Enviar
Lunes 10 Agosto, 2009

No hay disputa ni peligro con la designación de auxiliares electorales

En la edición del 5 de agosto se publica el artículo denominado “Campaña reabre disputa por pago a los delegados electorales”, donde se aborda un tema que, por su importancia, merece ser precisado.
En primer término, el Diccionario de la Real Academia Española en su vigésima segunda edición, define disputar como “debatir, contender, discutir y altercar con calor y vehemencia”. El Tribunal Supremo de Elecciones (TSE) no ha creado y no mantiene disputa alguna con sectores sociales ni partidos políticos sobre el nombramiento de auxiliares electorales. De igual forma, hasta la fecha ninguna agrupación política ha manifestado descontento o deseo manifiesto de revocar la decisión tomada en 2002 de reclutar auxiliares electorales.


Considero que es menester remitir a los lectores al contexto histórico que contribuye al surgimiento de estas figuras.

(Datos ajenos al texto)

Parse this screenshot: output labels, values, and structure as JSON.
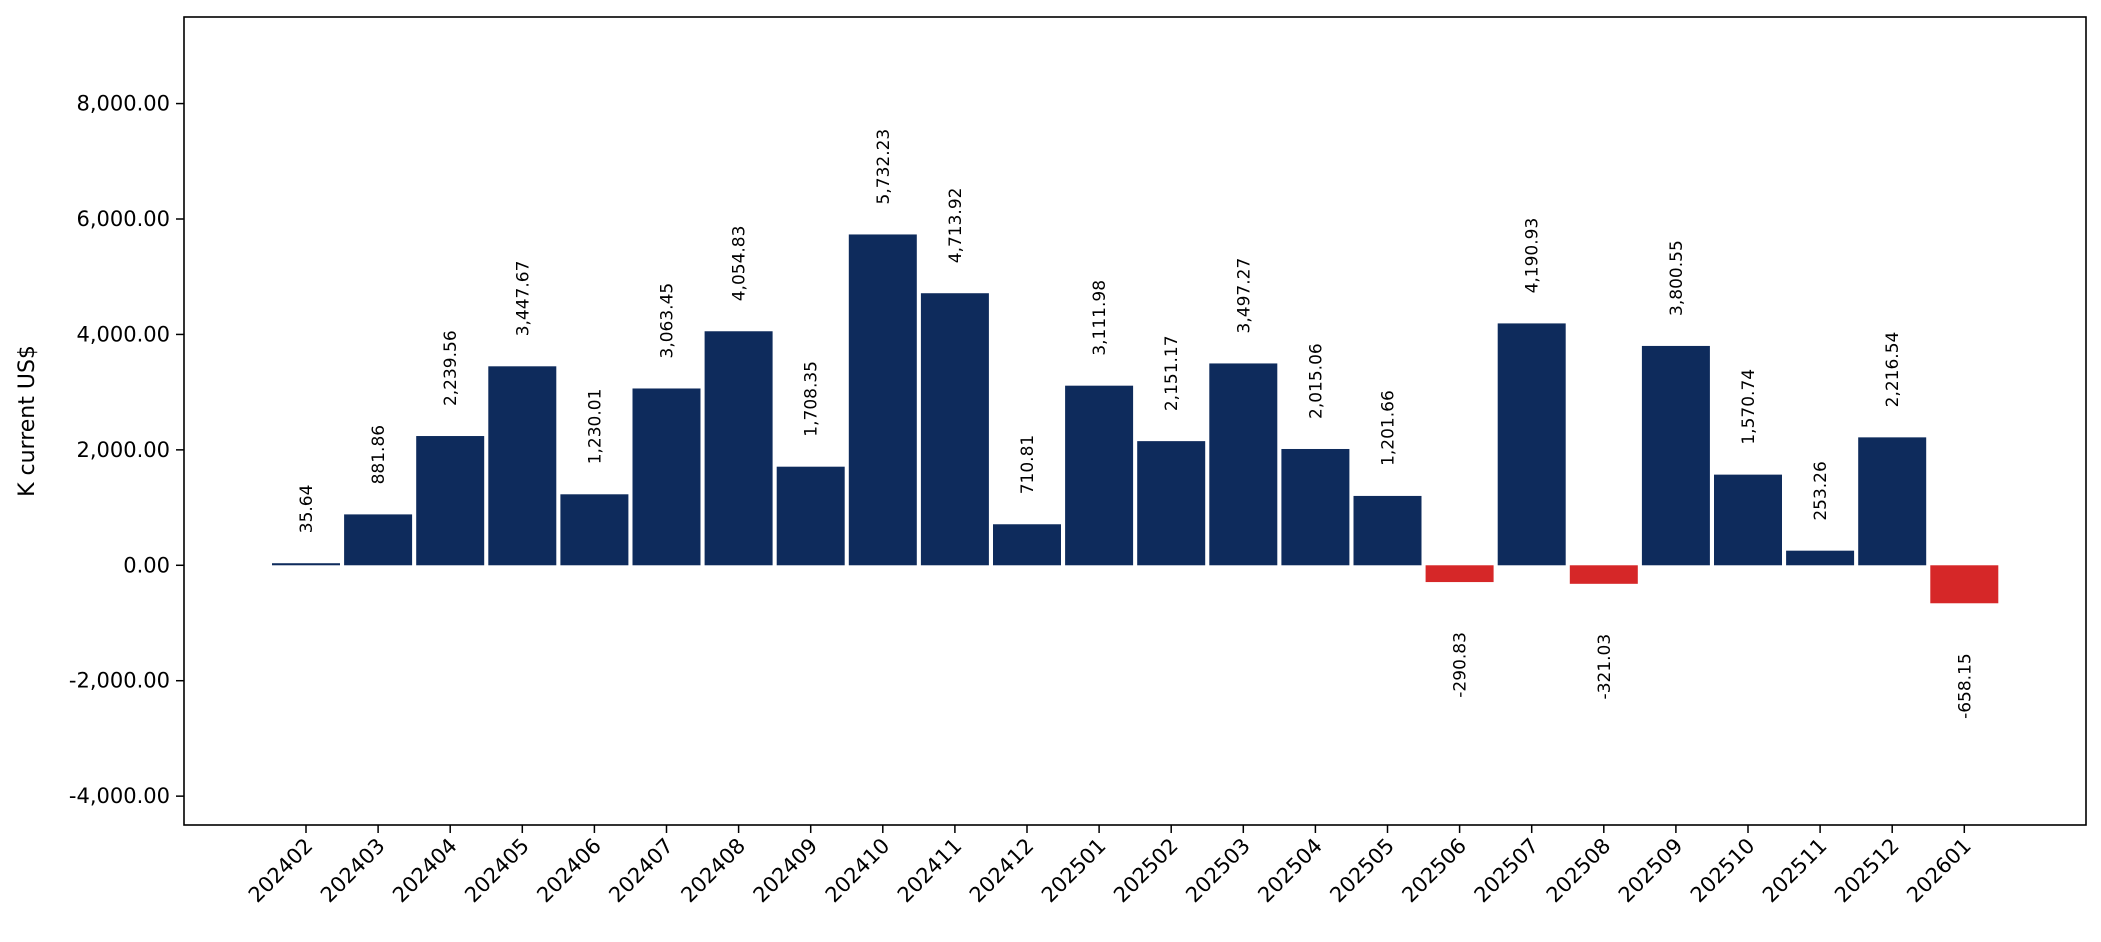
{
  "chart_data": {
    "type": "bar",
    "title": "",
    "xlabel": "",
    "ylabel": "K current US$",
    "ylim": [
      -4500,
      9500
    ],
    "yticks": [
      -4000,
      -2000,
      0,
      2000,
      4000,
      6000,
      8000
    ],
    "ytick_labels": [
      "-4,000.00",
      "-2,000.00",
      "0.00",
      "2,000.00",
      "4,000.00",
      "6,000.00",
      "8,000.00"
    ],
    "grid": false,
    "legend": "none",
    "positive_color": "#0e2b5c",
    "negative_color": "#d62728",
    "categories": [
      "202402",
      "202403",
      "202404",
      "202405",
      "202406",
      "202407",
      "202408",
      "202409",
      "202410",
      "202411",
      "202412",
      "202501",
      "202502",
      "202503",
      "202504",
      "202505",
      "202506",
      "202507",
      "202508",
      "202509",
      "202510",
      "202511",
      "202512",
      "202601"
    ],
    "values": [
      35.64,
      881.86,
      2239.56,
      3447.67,
      1230.01,
      3063.45,
      4054.83,
      1708.35,
      5732.23,
      4713.92,
      710.81,
      3111.98,
      2151.17,
      3497.27,
      2015.06,
      1201.66,
      -290.83,
      4190.93,
      -321.03,
      3800.55,
      1570.74,
      253.26,
      2216.54,
      -658.15
    ],
    "value_labels": [
      "35.64",
      "881.86",
      "2,239.56",
      "3,447.67",
      "1,230.01",
      "3,063.45",
      "4,054.83",
      "1,708.35",
      "5,732.23",
      "4,713.92",
      "710.81",
      "3,111.98",
      "2,151.17",
      "3,497.27",
      "2,015.06",
      "1,201.66",
      "-290.83",
      "4,190.93",
      "-321.03",
      "3,800.55",
      "1,570.74",
      "253.26",
      "2,216.54",
      "-658.15"
    ]
  }
}
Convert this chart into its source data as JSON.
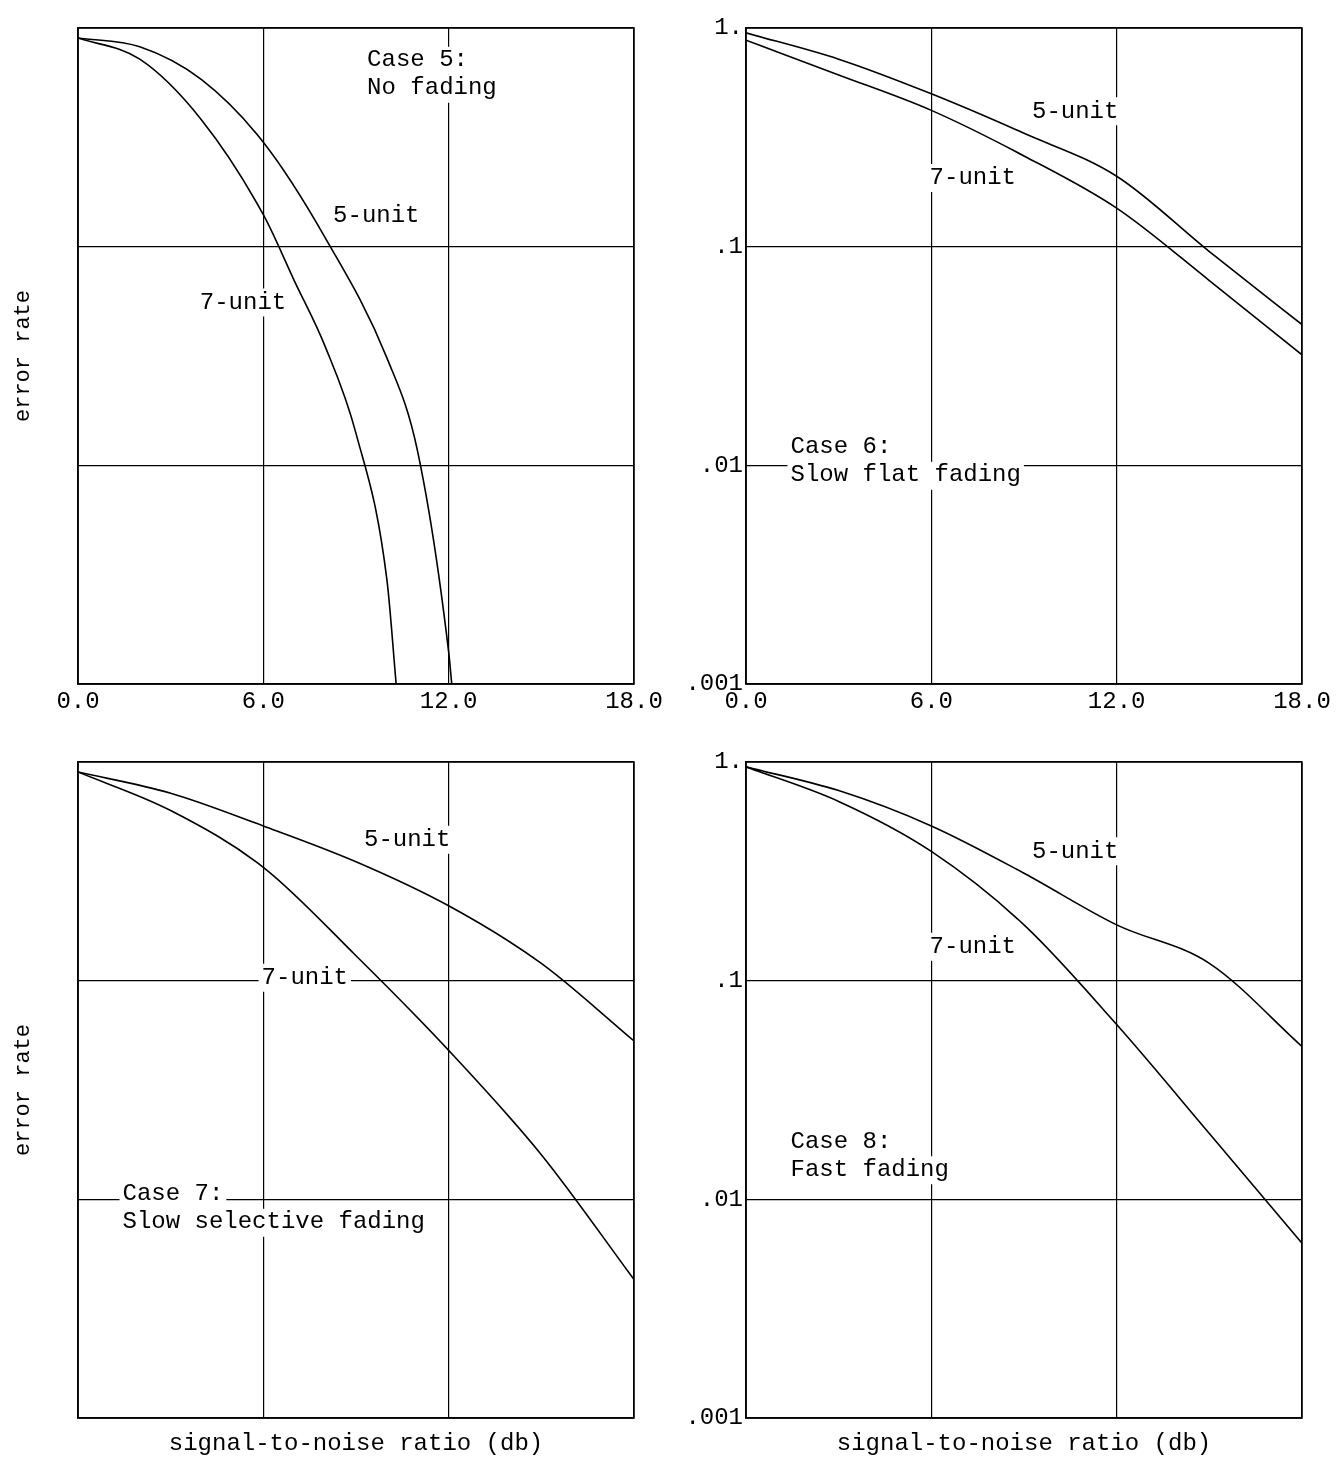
{
  "chart_data": [
    {
      "type": "line",
      "ylabel": "error rate",
      "log": "y",
      "grid": true,
      "legend": false,
      "tick_labels": "x",
      "xlim": [
        0,
        18
      ],
      "xticks": [
        {
          "value": 0,
          "label": "0.0"
        },
        {
          "value": 6,
          "label": "6.0"
        },
        {
          "value": 12,
          "label": "12.0"
        },
        {
          "value": 18,
          "label": "18.0"
        }
      ],
      "ylim": [
        0.001,
        1
      ],
      "yticks": [
        0.001,
        0.01,
        0.1,
        1
      ],
      "annotations": [
        "Case 5:\nNo fading"
      ],
      "series": [
        {
          "name": "7-unit",
          "color": "#000000",
          "x": [
            0,
            2,
            4,
            6,
            7,
            8,
            9,
            10,
            10.3
          ],
          "values": [
            0.9,
            0.72,
            0.38,
            0.14,
            0.07,
            0.035,
            0.014,
            0.003,
            0.001
          ]
        },
        {
          "name": "5-unit",
          "color": "#000000",
          "x": [
            0,
            2,
            4,
            6,
            8,
            10,
            11,
            12,
            12.1
          ],
          "values": [
            0.9,
            0.82,
            0.58,
            0.3,
            0.11,
            0.031,
            0.0115,
            0.0014,
            0.001
          ]
        }
      ]
    },
    {
      "type": "line",
      "log": "y",
      "grid": true,
      "legend": false,
      "xlim": [
        0,
        18
      ],
      "xticks": [
        {
          "value": 0,
          "label": "0.0"
        },
        {
          "value": 6,
          "label": "6.0"
        },
        {
          "value": 12,
          "label": "12.0"
        },
        {
          "value": 18,
          "label": "18.0"
        }
      ],
      "ylim": [
        0.001,
        1
      ],
      "yticks": [
        {
          "value": 0.001,
          "label": ".001"
        },
        {
          "value": 0.01,
          "label": ".01"
        },
        {
          "value": 0.1,
          "label": ".1"
        },
        {
          "value": 1,
          "label": "1."
        }
      ],
      "annotations": [
        "Case 6:\nSlow flat fading"
      ],
      "series": [
        {
          "name": "5-unit",
          "color": "#000000",
          "x": [
            0,
            3,
            6,
            9,
            12,
            15,
            18
          ],
          "values": [
            0.95,
            0.72,
            0.5,
            0.33,
            0.21,
            0.095,
            0.044
          ]
        },
        {
          "name": "7-unit",
          "color": "#000000",
          "x": [
            0,
            3,
            6,
            9,
            12,
            15,
            18
          ],
          "values": [
            0.88,
            0.61,
            0.42,
            0.26,
            0.15,
            0.07,
            0.032
          ]
        }
      ]
    },
    {
      "type": "line",
      "xlabel": "signal-to-noise ratio (db)",
      "ylabel": "error rate",
      "log": "y",
      "grid": true,
      "legend": false,
      "tick_labels": false,
      "xlim": [
        0,
        18
      ],
      "xticks": [
        0,
        6,
        12,
        18
      ],
      "ylim": [
        0.001,
        1
      ],
      "yticks": [
        0.001,
        0.01,
        0.1,
        1
      ],
      "annotations": [
        "Case 7:\nSlow selective fading"
      ],
      "series": [
        {
          "name": "5-unit",
          "color": "#000000",
          "x": [
            0,
            3,
            6,
            9,
            12,
            15,
            18
          ],
          "values": [
            0.9,
            0.72,
            0.51,
            0.35,
            0.22,
            0.12,
            0.053
          ]
        },
        {
          "name": "7-unit",
          "color": "#000000",
          "x": [
            0,
            3,
            6,
            9,
            12,
            15,
            18
          ],
          "values": [
            0.9,
            0.6,
            0.33,
            0.13,
            0.048,
            0.016,
            0.0043
          ]
        }
      ]
    },
    {
      "type": "line",
      "xlabel": "signal-to-noise ratio (db)",
      "log": "y",
      "grid": true,
      "legend": false,
      "tick_labels": "y",
      "xlim": [
        0,
        18
      ],
      "xticks": [
        0,
        6,
        12,
        18
      ],
      "ylim": [
        0.001,
        1
      ],
      "yticks": [
        {
          "value": 0.001,
          "label": ".001"
        },
        {
          "value": 0.01,
          "label": ".01"
        },
        {
          "value": 0.1,
          "label": ".1"
        },
        {
          "value": 1,
          "label": "1."
        }
      ],
      "annotations": [
        "Case 8:\nFast fading"
      ],
      "series": [
        {
          "name": "5-unit",
          "color": "#000000",
          "x": [
            0,
            3,
            6,
            9,
            12,
            15,
            18
          ],
          "values": [
            0.95,
            0.74,
            0.51,
            0.31,
            0.18,
            0.12,
            0.05
          ]
        },
        {
          "name": "7-unit",
          "color": "#000000",
          "x": [
            0,
            3,
            6,
            9,
            12,
            15,
            18
          ],
          "values": [
            0.95,
            0.66,
            0.39,
            0.18,
            0.063,
            0.02,
            0.0063
          ]
        }
      ]
    }
  ]
}
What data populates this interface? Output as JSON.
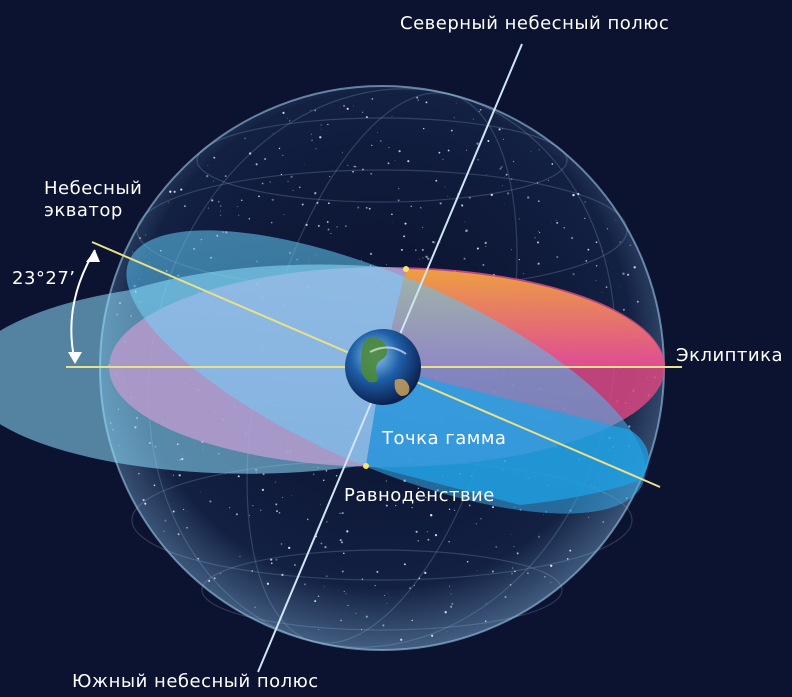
{
  "labels": {
    "north_pole": "Северный небесный полюс",
    "celestial_equator_line1": "Небесный",
    "celestial_equator_line2": "экватор",
    "tilt_angle": "23°27’",
    "ecliptic": "Эклиптика",
    "gamma_point": "Точка гамма",
    "equinox": "Равноденствие",
    "south_pole": "Южный небесный полюс"
  },
  "colors": {
    "background": "#0b1330",
    "sphere_edge": "#9fc8e8",
    "equator_plane": "#4fc3f7",
    "ecliptic_pink": "#e2468f",
    "ecliptic_orange": "#f2a93a",
    "axis_line": "#cfe6f5",
    "ecliptic_line": "#e9e08a",
    "earth_ocean": "#1f5fa8",
    "earth_land": "#4d8a3a"
  }
}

Desde 1998 se dieron los primeros indicios del debilitamiento estructural de los partidos políticos para disponer de un grupo de miembros de mesa voluntarios que trabajaran en forma gratuita el día de las elecciones. Por esa razón, conforma un grupo de auxiliares electorales para febrero de 2002. Ante críticas recibidas no lo hace en diciembre de ese año ni lo contempla para las nacionales de 2006.
Sin embargo, los resultados de esa decisión fueron negativos. A pocas semanas de las elecciones de febrero de 2006 un importante número de juntas receptoras de votos no estaban debidamente instaladas ante la ausencia de miembros de mesa. El material electoral continuaba sin entregarse. Los partidos políticos nuevamente demuestran grandes dificultades para reclutar voluntarios que laboren en esas funciones. Un grupo de voluntarios y ciudadanos insignes acude al llamado del TSE y contribuye como auxiliar electoral en esos comicios.
En diciembre de 2006 y en el referéndum de 2007 la institución acude nuevamente a los auxiliares electorales. Los resultados de su participación fueron óptimos e incluso reconocidos abiertamente por el Estado de la Nación. Por tal razón, el TSE nuevamente acudirá a los auxiliares electorales en febrero de 2010. Cabe resaltar que estas personas no son miembros de mesa, salvo en el caso extremo de ausencia absoluta de representantes partidarios. Estas personas, debidamente capacitadas por el TSE tienen 16 responsabilidades adicionales cuyo detalle puede observarse en el decreto 09-2006 publicado en el diario oficial La Gaceta número 171 del 7 de setiembre de 2006.
Por ello, los 40 mil colones que recibirán apenas alcanzan para cubrir los gastos de transporte y alimentación en que tienen que incurrir no solo el día de las elecciones sino los días previos de capacitación y recepción de materiales. Las atribuciones y responsabilidades inherentes al cargo de auxiliar electoral no constituyen técnicamente ni un salario ni un pago por servicios, pero su naturaleza determina la necesidad de ser remuneradas porque implican un esfuerzo que requiere tiempo, traslados y alimentación, de ahí que podrán comprenderse objetivamente la justeza y proporcionalidad que acompañan la decisión tomada por el TSE de nombrar estos auxiliares.
Igualmente, es necesario aclarar que estas figuras no representan ningún riesgo electoral ni ponen en tela de duda la transparencia del proceso, sino más bien, constituyen una forma de tutela de la ciudadanía referida al derecho al voto y una medida para asegurar la operación regular de las juntas receptoras del voto. Cabe agregar que el artículo periodístico en cuestión, menciona erróneamente a los delegados presidenciales en un recuadro estadístico, siendo la figura correcta la de los auxiliares electorales.